[clue-talk] abolish abortion in america

Angelo Bertolli angelo at freeshell.org
Fri May 30 07:42:26 MDT 2008


David L. Willson wrote:
> My plan is to continue whining, as you put it, and to continue to ask you how you
> justify your political alignment on the issue.  You haven't answered my questions, any
> more than Michael has.  You seem to be proposing that the best way to prevent murder is
> to keep folks from getting pissed off.  Is it valid?  Yes.  That would reduce the number
> of murders.  But, that's not what we do about murder.  We criminalize murder.  Why the
> difference?
>
>   
>>> If the law protected none of us, I would keep silent,
>>>       
>> You support the right to murder?
>>     
>
>   
>>> and I would be thankful that I had
>>> the right to kill stupid people, and that if I got too stupid, I could count on one of
>>> you to kill me before I really annoyed somebody.  But that's not the way it is.  We are
>>> the post-birth; they are the pre-birth.  We can speak and defend ourselves and earn and
>>> vote.  They can do nothing.  They are less than we are, even though they will become
>>> everything we are, so we can dehumanize them, if we do it quickly enough.  It's baffling
>>> to me that you don't get this.  Just because a bunch of people want a thing to be true,
>>> doesn't make it true.  Human babies are human babies.  Humanity doesn't happen at birth,
>>> or at some moment shortly before birth, it happens when the new chromosomal pattern is
>>> knitted together.  Any other moment, "ensoulment" or viability, is a nebulous fiction,
>>> with an easily discovered and selfish motive.  What makes wanted babies, babies, at the
>>> moment of their knitting, and unwanted babies, a bit of unwanted tissue in mother's
>>> body?  It's convenient fiction, like the differences in human quality that are revealed
>>> in skin color.
>>>       
>> I disagree with you.  There's nothing in what you say here or anywhere
>> else that has convinced me that you're right.  Without some hard
>> evidence, I won't be swayed.  Saying it louder and using insulting
>> references won't convince me.  Just because you want this to be murder
>> doesn't make it murder.
>>
>> We have a system of laws in this country.  It says that abortion is not
>> murder.  If you want to accuse 900k women of murder, you need to have
>> proof.  That's how America works.  If you don't like it, might I suggest
>> a country with a really low abortion rate?  Iran?  Libya?  You might
>> like it there.  I'll help you pack.
>>     
>
> Love you, too.  The burden of proof is on the changer.  Murder was defined long before
> Roe v.
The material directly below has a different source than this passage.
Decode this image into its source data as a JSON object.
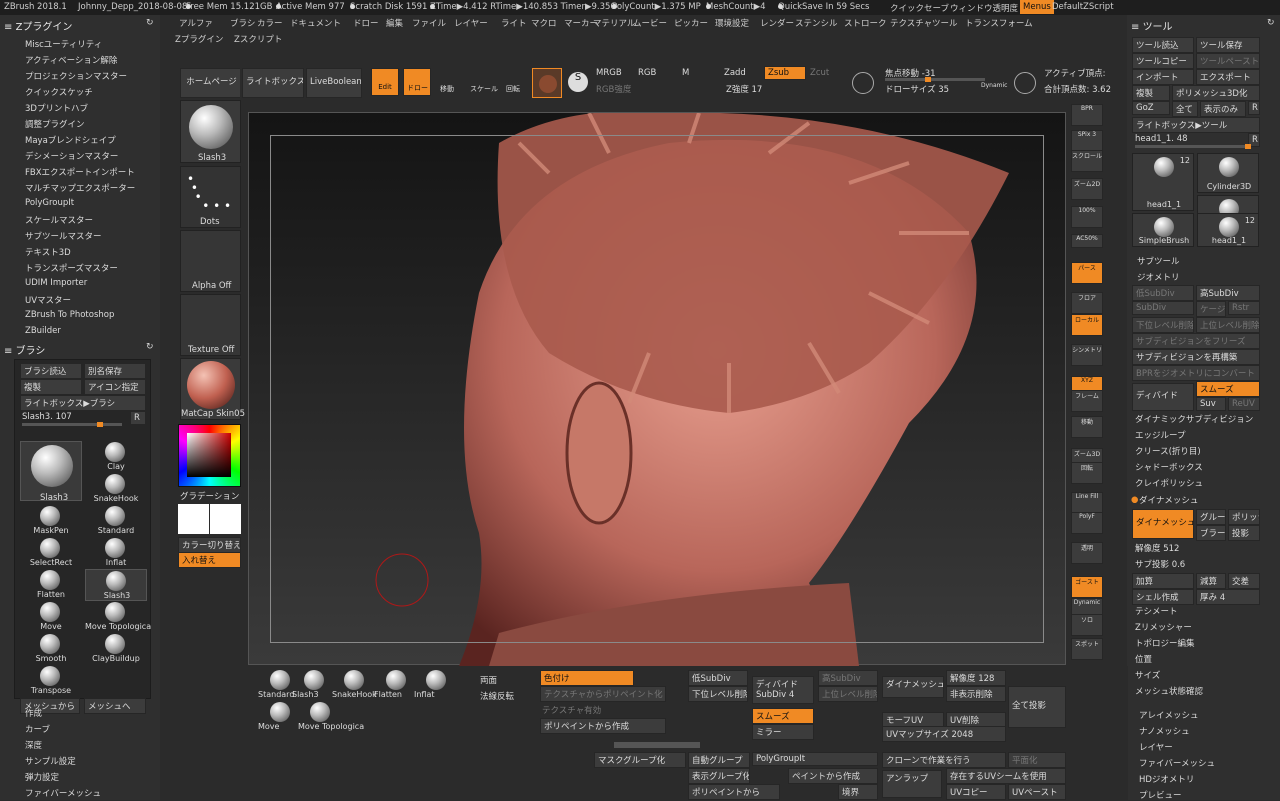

Wade.  Roe v. Wade never said abortion wasn't murder.  Roe v. Wade said the
> unborn is not an American citizen "by birth" and therefore not entitled to the same
> protection the rest of us are.
>   

It's so obviously wrong to just about everyone on either side of the 
issue to draw the line "at birth."  Only a handful of brainwashed 
pro-choicers really think that a person isn't a person the day before 
they're born, and magically a person the day after their born.  Either 
that or some people really don't feel that killing someone is really 
"that wrong."  But the consequences of the country conveniently "not 
deciding" when a person is a person is wider reaching than the abortion 
issue:  relatively recently I heard of a case where a pregnant mother 
was killed, and of course it's only one murder instead of two.  I'm 
going to guess the father feels like it's two.